Authors: Larissa J. Gallagher Michael Burg
Valuation and appraisals
What is the typical "Replacement Cost" valuation basis for real property and personal property?
Real property (buildings): On buildings and structures — replacement cost new with materials of like kind and quality.
Personal property: On machinery, equipment, furniture, fixtures and improvements and betterments — replacement cost new with materials of like kind and quality.
"Replacement cost new" should include the cost to ship replacement equipment/parts to your facility, which can be a high cost for large, heavy machinery and/or if it's coming from overseas. The cost of any professional installation and testing required should also be included.
Valuation adequacy and claims inflation
The topic of "valuation adequacy" has been simmering below the surface for a number of years, but went largely unaddressed during the soft market cycle for 10 years prior to 2017. While some insured's diligently applied the most recent indexing factors and/or obtained appraisals on a rotational basis in an effort to maintain current "replacement cost" valuation, many ignored the issue and recycled old valuations across multiple renewals, which got them further away from adequate valuation each year.
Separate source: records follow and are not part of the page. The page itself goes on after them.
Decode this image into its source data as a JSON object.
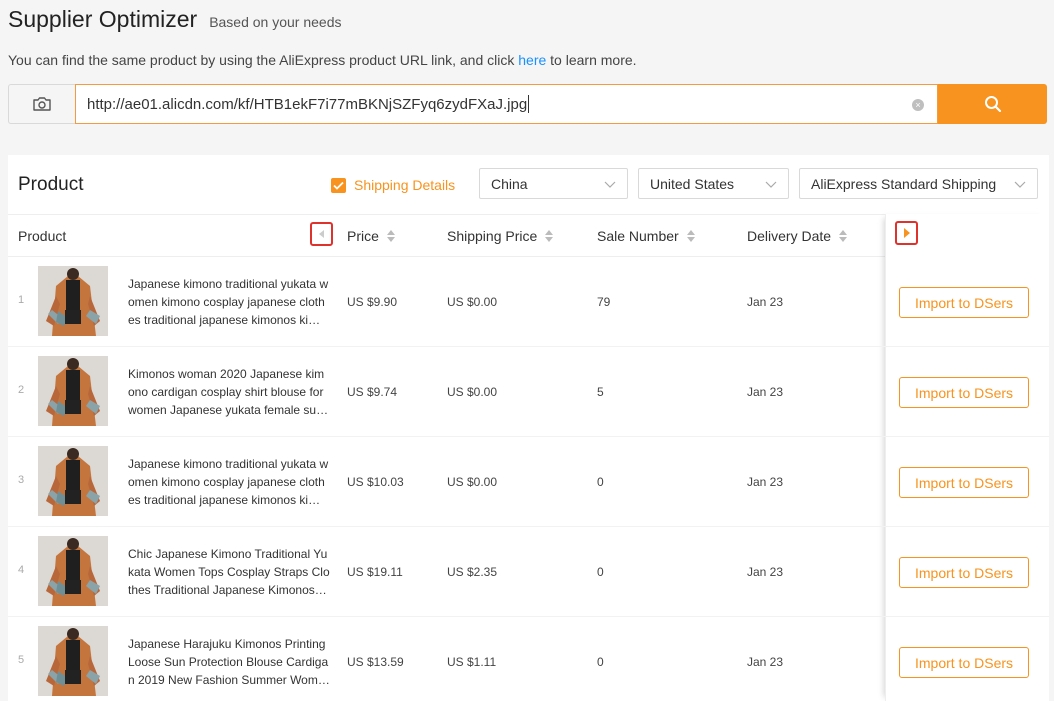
{
  "header": {
    "title": "Supplier Optimizer",
    "subtitle": "Based on your needs",
    "desc_before": "You can find the same product by using the AliExpress product URL link, and click ",
    "desc_link": "here",
    "desc_after": " to learn more."
  },
  "search": {
    "value": "http://ae01.alicdn.com/kf/HTB1ekF7i77mBKNjSZFyq6zydFXaJ.jpg",
    "clear_icon": "×"
  },
  "panel": {
    "title": "Product",
    "shipping_details_label": "Shipping Details",
    "shipping_details_checked": true,
    "ship_from": "China",
    "ship_to": "United States",
    "shipping_method": "AliExpress Standard Shipping"
  },
  "table": {
    "columns": {
      "product": "Product",
      "price": "Price",
      "shipping_price": "Shipping Price",
      "sale_number": "Sale Number",
      "delivery_date": "Delivery Date"
    },
    "import_label": "Import to DSers",
    "rows": [
      {
        "index": "1",
        "name": "Japanese kimono traditional yukata women kimono cosplay japanese clothes traditional japanese kimonos kimono cardigan",
        "price": "US $9.90",
        "shipping": "US $0.00",
        "sales": "79",
        "delivery": "Jan 23"
      },
      {
        "index": "2",
        "name": "Kimonos woman 2020 Japanese kimono cardigan cosplay shirt blouse for women Japanese yukata female summer beach kimono",
        "price": "US $9.74",
        "shipping": "US $0.00",
        "sales": "5",
        "delivery": "Jan 23"
      },
      {
        "index": "3",
        "name": "Japanese kimono traditional yukata women kimono cosplay japanese clothes traditional japanese kimonos kimono cardigan",
        "price": "US $10.03",
        "shipping": "US $0.00",
        "sales": "0",
        "delivery": "Jan 23"
      },
      {
        "index": "4",
        "name": "Chic Japanese Kimono Traditional Yukata Women Tops Cosplay Straps Clothes Traditional Japanese Kimonos Cardigan",
        "price": "US $19.11",
        "shipping": "US $2.35",
        "sales": "0",
        "delivery": "Jan 23"
      },
      {
        "index": "5",
        "name": "Japanese Harajuku Kimonos Printing Loose Sun Protection Blouse Cardigan 2019 New Fashion Summer Women Kimono",
        "price": "US $13.59",
        "shipping": "US $1.11",
        "sales": "0",
        "delivery": "Jan 23"
      }
    ]
  },
  "colors": {
    "accent": "#f7931e",
    "link": "#1890ff",
    "highlight_border": "#e0322d"
  },
  "icons": {
    "camera": "camera-icon",
    "search": "search-icon",
    "clear": "clear-icon",
    "chevron": "chevron-down-icon",
    "prev": "arrow-left-icon",
    "next": "arrow-right-icon"
  }
}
FM Global published their biannual cost index report at the beginning of the year, showing an overall average annual inflation index (January 2022 v January 2021) of 18% for real property and 7% for machinery and equipment, as well as 30% for some specialty engineering equipment. Various qualified, third-party valuation and appraisal firms (Marshall & Swift, Duff & Phelps, CBIZ, Stout, Gallagher Bassett and others) have also released reports during the past several months that support similar levels of inflation to the index factors offered by FM Global.
Post-pandemic inflation is driving reconstruction costs and increasing claims due to high consumer goods demand and supply chain disruption. The increase in cost and availability of construction materials is causing insurer's claims costs to soar and increase industry focus on valuation. "Valuation adequacy" has become the #1 focus for most insurers in 2022.
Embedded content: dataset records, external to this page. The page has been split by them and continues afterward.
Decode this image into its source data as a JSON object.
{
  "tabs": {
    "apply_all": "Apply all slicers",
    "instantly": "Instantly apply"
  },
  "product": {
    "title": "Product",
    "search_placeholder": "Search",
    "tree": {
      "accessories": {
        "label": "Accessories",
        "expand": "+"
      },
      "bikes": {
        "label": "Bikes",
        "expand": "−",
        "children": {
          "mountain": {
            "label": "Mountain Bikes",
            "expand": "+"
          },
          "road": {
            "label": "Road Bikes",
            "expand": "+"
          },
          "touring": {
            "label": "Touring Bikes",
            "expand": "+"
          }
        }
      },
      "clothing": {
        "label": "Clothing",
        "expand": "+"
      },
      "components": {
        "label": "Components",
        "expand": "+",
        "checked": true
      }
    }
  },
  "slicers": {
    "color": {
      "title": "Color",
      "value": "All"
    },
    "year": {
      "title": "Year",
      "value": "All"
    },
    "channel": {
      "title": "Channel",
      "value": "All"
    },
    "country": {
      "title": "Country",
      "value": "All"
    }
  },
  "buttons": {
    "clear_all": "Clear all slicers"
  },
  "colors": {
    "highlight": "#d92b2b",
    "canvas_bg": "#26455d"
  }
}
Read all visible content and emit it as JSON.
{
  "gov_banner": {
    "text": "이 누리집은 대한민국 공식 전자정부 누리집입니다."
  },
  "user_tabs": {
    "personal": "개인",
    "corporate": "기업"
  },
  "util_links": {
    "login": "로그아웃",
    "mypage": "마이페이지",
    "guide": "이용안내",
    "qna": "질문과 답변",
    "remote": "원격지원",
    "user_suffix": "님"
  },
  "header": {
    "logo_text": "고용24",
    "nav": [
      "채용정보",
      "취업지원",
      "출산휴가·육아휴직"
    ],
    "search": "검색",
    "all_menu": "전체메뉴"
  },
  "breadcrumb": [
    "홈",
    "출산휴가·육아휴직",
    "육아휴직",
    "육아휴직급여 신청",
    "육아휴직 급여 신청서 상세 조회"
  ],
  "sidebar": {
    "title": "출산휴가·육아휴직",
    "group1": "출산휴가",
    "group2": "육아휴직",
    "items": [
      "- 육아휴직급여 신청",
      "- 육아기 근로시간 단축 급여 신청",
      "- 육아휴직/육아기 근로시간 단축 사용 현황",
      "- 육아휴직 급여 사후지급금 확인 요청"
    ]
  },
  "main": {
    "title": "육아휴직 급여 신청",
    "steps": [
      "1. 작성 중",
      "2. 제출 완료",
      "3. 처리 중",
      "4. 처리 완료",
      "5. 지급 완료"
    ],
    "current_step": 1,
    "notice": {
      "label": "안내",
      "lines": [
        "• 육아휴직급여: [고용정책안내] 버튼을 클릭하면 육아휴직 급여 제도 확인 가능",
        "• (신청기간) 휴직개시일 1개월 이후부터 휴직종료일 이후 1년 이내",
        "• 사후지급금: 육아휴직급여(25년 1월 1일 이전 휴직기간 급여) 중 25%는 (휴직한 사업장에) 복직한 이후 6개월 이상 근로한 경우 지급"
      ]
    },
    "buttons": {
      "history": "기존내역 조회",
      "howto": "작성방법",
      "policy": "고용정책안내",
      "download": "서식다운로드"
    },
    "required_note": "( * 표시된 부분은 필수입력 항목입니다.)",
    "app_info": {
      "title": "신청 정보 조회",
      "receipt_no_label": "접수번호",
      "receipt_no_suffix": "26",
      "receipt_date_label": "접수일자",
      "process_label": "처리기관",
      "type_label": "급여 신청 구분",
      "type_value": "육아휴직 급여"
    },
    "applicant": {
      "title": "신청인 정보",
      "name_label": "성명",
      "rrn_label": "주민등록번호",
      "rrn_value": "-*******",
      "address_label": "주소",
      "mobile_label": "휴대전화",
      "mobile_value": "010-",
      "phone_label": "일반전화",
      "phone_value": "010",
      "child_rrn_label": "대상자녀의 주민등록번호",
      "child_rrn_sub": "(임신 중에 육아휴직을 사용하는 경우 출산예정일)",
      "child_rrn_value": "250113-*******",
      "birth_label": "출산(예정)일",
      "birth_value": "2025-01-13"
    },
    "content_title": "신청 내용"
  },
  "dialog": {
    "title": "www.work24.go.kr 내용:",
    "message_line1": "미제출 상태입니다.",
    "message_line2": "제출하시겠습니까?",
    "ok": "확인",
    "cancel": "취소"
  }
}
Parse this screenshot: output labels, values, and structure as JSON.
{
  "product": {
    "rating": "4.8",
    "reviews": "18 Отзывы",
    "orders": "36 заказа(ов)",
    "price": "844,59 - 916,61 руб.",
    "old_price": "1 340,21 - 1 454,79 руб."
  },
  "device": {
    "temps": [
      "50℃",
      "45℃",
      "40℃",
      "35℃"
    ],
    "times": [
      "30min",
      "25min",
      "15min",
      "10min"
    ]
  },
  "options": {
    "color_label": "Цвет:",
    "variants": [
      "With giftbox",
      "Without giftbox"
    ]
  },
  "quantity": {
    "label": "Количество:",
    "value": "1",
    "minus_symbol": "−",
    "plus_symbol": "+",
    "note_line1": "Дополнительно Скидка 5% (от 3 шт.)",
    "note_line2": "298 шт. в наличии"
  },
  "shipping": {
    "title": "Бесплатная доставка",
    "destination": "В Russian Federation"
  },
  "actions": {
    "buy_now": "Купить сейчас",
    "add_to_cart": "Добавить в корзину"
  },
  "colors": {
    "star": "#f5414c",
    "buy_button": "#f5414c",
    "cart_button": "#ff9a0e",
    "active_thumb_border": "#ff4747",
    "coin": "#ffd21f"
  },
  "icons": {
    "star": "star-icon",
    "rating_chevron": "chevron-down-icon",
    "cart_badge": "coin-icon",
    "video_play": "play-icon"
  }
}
In addition to the cost and availability of materials, increased labor costs and sparse contractor availability are also driving higher overall replacement cost of facilities. Insurers have been experiencing firsthand a widening in the gap between the actual cost to rebuild in the claims they are paying, versus the values reported by many Insureds on their statement of values (SOV).
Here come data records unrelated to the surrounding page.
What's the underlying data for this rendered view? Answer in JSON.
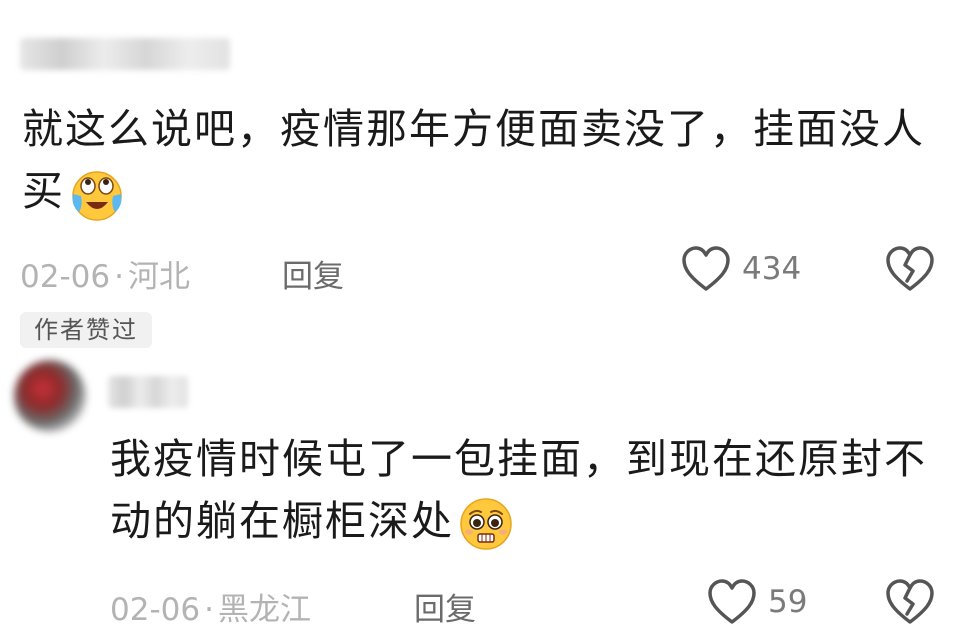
{
  "comments": [
    {
      "text": "就这么说吧，疫情那年方便面卖没了，挂面没人买",
      "emoji": "crying-laughing-emoji",
      "date": "02-06",
      "separator": "·",
      "location": "河北",
      "reply_label": "回复",
      "likes": "434",
      "badge": "作者赞过"
    },
    {
      "text": "我疫情时候屯了一包挂面，到现在还原封不动的躺在橱柜深处",
      "emoji": "pleading-emoji",
      "date": "02-06",
      "separator": "·",
      "location": "黑龙江",
      "reply_label": "回复",
      "likes": "59"
    }
  ],
  "icons": {
    "like": "heart-outline-icon",
    "dislike": "broken-heart-icon"
  },
  "colors": {
    "text": "#1a1a1a",
    "meta": "#b3b3b3",
    "icon": "#555555"
  }
}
Insureds should discuss purchasing replacement cost appraisals with their brokers, to ensure valuation adequacy for both buildings, and machinery and equipment. For large facilities, the cost to do so may be less than applying a standard 18% inflation factor to insured's property values, at the same premium rate. For many manufacturing clients, the inadequacy of machinery and equipment values is often equal to, if not more understated than, the building values.